Asian AI Investment Drives Record Equity Trading for Wall Street Banks
Miles Bennett
Wall Street's top banks posted a combined $25.7 billion in equity-trading revenue last quarter — a record — with Asia's AI semiconductor supply chain as the single biggest driver. The region's trading revenue is on track to overtake Europe this year.
Where did the $25.7 billion record come from?
Goldman Sachs, JPMorgan, and Morgan Stanley together booked $25.7 billion in equity-trading revenue last quarter, an all-time high.
Clients piled into Asian AI semiconductor-chain names — SK Hynix, TSMC, and Cambricon Technologies led the flow.
This means → capital isn't spreading evenly across Asia; it is concentrated on one theme — building AI infrastructure.
How is Asia catching up with Europe?
World Federation of Exchanges data: through end-May, Asia's cumulative trading volume topped $52 trillion, just short of North America's $53.5 trillion.
Every major bank named Asia as a key growth driver; the region's equity-trading revenue is set to surpass Europe this year, becoming the second-largest source after the U.S.
Morgan Stanley CFO Sharon Yeshaya traced the expansion: "We used to talk about Greater China; then Japan and India; now Korea and Taiwan.

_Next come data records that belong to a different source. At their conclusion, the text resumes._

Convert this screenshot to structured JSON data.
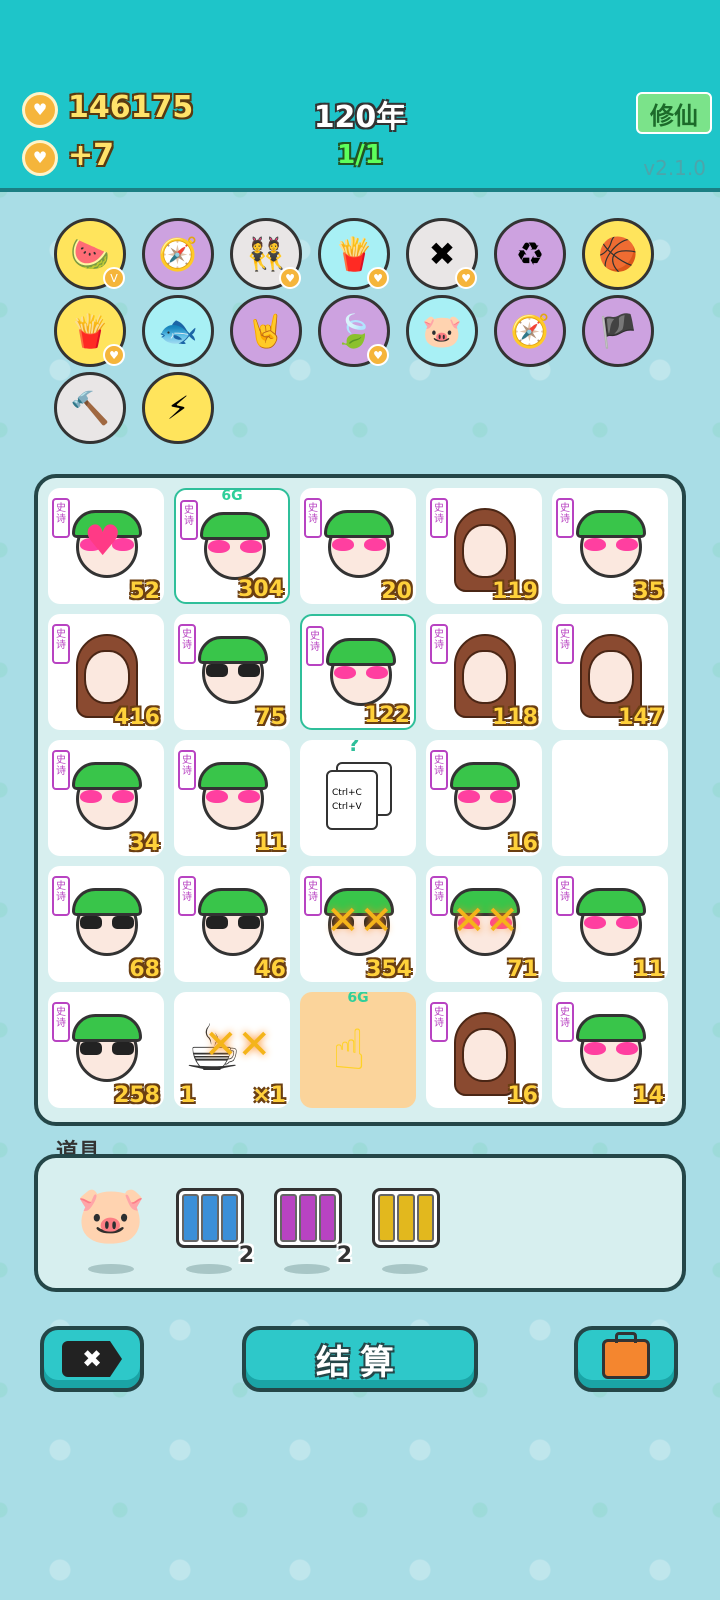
{
  "header": {
    "coins": "146175",
    "income": "+7",
    "years": "120年",
    "round": "1/1",
    "cultivate_label": "修仙",
    "version": "v2.1.0"
  },
  "items": [
    {
      "name": "fruit-bowl-icon",
      "glyph": "🍉",
      "bg": "#ffe45c",
      "badge": "V"
    },
    {
      "name": "compass-icon",
      "glyph": "🧭",
      "bg": "#cda2e0",
      "badge": ""
    },
    {
      "name": "twins-icon",
      "glyph": "👯",
      "bg": "#e9e6e6",
      "badge": "♥"
    },
    {
      "name": "fries-icon",
      "glyph": "🍟",
      "bg": "#a8f0f5",
      "badge": "♥"
    },
    {
      "name": "delete-tag-icon",
      "glyph": "✖",
      "bg": "#e9e6e6",
      "badge": "♥"
    },
    {
      "name": "recycle-icon",
      "glyph": "♻",
      "bg": "#cda2e0",
      "badge": ""
    },
    {
      "name": "basketballs-icon",
      "glyph": "🏀",
      "bg": "#ffe45c",
      "badge": ""
    },
    {
      "name": "fries-icon",
      "glyph": "🍟",
      "bg": "#ffe45c",
      "badge": "♥"
    },
    {
      "name": "fishbowl-icon",
      "glyph": "🐟",
      "bg": "#a8f0f5",
      "badge": ""
    },
    {
      "name": "rock-hand-icon",
      "glyph": "🤘",
      "bg": "#cda2e0",
      "badge": ""
    },
    {
      "name": "leaf-icon",
      "glyph": "🍃",
      "bg": "#cda2e0",
      "badge": "♥"
    },
    {
      "name": "piggy-bank-icon",
      "glyph": "🐷",
      "bg": "#a8f0f5",
      "badge": ""
    },
    {
      "name": "compass-icon",
      "glyph": "🧭",
      "bg": "#cda2e0",
      "badge": ""
    },
    {
      "name": "eyepatch-icon",
      "glyph": "🏴",
      "bg": "#cda2e0",
      "badge": ""
    },
    {
      "name": "hammer-icon",
      "glyph": "🔨",
      "bg": "#e9e6e6",
      "badge": ""
    },
    {
      "name": "lightning-icon",
      "glyph": "⚡",
      "bg": "#ffe45c",
      "badge": ""
    }
  ],
  "board": {
    "tag_text": "史诗",
    "top_label": "6G",
    "cells": [
      {
        "kind": "heart-guy",
        "num": "52"
      },
      {
        "kind": "heart-guy",
        "num": "304",
        "sel": true,
        "label": true
      },
      {
        "kind": "heart-guy",
        "num": "20"
      },
      {
        "kind": "girl",
        "num": "119"
      },
      {
        "kind": "heart-guy",
        "num": "35"
      },
      {
        "kind": "girl",
        "num": "416"
      },
      {
        "kind": "shades-guy",
        "num": "75"
      },
      {
        "kind": "heart-guy",
        "num": "122",
        "sel": true
      },
      {
        "kind": "girl",
        "num": "118"
      },
      {
        "kind": "girl",
        "num": "147"
      },
      {
        "kind": "heart-guy",
        "num": "34"
      },
      {
        "kind": "heart-guy",
        "num": "11"
      },
      {
        "kind": "ctrl",
        "num": "",
        "ctrl1": "Ctrl+C",
        "ctrl2": "Ctrl+V",
        "qmark": "?"
      },
      {
        "kind": "heart-guy",
        "num": "16"
      },
      {
        "kind": "empty",
        "num": ""
      },
      {
        "kind": "shades-guy",
        "num": "68"
      },
      {
        "kind": "shades-guy",
        "num": "46"
      },
      {
        "kind": "shades-guy",
        "num": "354",
        "fx": true
      },
      {
        "kind": "heart-guy",
        "num": "71",
        "fx": true
      },
      {
        "kind": "heart-guy",
        "num": "11"
      },
      {
        "kind": "shades-guy",
        "num": "258"
      },
      {
        "kind": "cup",
        "num": "×1",
        "left": "1"
      },
      {
        "kind": "pointer",
        "num": "",
        "label": true
      },
      {
        "kind": "girl",
        "num": "16"
      },
      {
        "kind": "heart-guy",
        "num": "14"
      }
    ]
  },
  "props": {
    "title": "道具",
    "items": [
      {
        "name": "piggy-bank-prop",
        "count": ""
      },
      {
        "name": "rare-cards-prop",
        "count": "2",
        "color": "#3b8fd8"
      },
      {
        "name": "epic-cards-prop",
        "count": "2",
        "color": "#b843c2"
      },
      {
        "name": "legend-cards-prop",
        "count": "",
        "color": "#e2b81e"
      }
    ]
  },
  "buttons": {
    "settle_label": "结算"
  }
}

Almost all of these markets are growing year-on-year."
In plain terms = Asia is no longer a "China story" — it is widening market by market.
What does "picks and shovels" mean here?
JPMorgan global equities head Rachid Alaoui called Asia "one of the biggest winners of the AI picks-and-shovels trade."
Picks and shovels — betting not on which AI app wins, but on the infrastructure everyone needs to build AI: chips, foundries, memory.
This reflects a clear judgment: while the application layer is still unsettled, the most certain money flows upstream to hardware suppliers.
Why are quant funds and prop traders rushing in?
Computer-driven quant funds are drawn to Asia's market inefficiencies — for example, the difficulty of shorting stocks in China's retail-dominated market.
Prop-trading firms such as Jane Street and Citadel Securities are rapidly scaling their Asian operations.
Beijing continues to open markets and cut trading fees; Trump has softened the trade war partly because of U.S. dependence on Chinese rare earths. Together, these improve foreign-investor access.
Foreign investors typically gain exposure through swaps — contracts where a bank acts as intermediary, so the investor needs no local entity or custody setup.
Where is the biggest risk?
Goldman's Dmitri Potishko posed the question bluntly: "What if the AI trade reverses? What if quant-fund positions unwind at the same time?"
He flagged highly correlated risk exposures on prime-brokerage books. This means → if the AI theme pulls back, multiple funds could stampede in the same direction.
Geopolitics adds another layer: after Western sanctions on Russia left foreign investors unable to liquidate Russian assets, Goldman, JPMorgan, and Morgan Stanley tightened swap-contract terms for Chinese securities.
In plain terms = the record rally and the record concentration are two sides of the same coin.
Content is for reference only, not financial advice.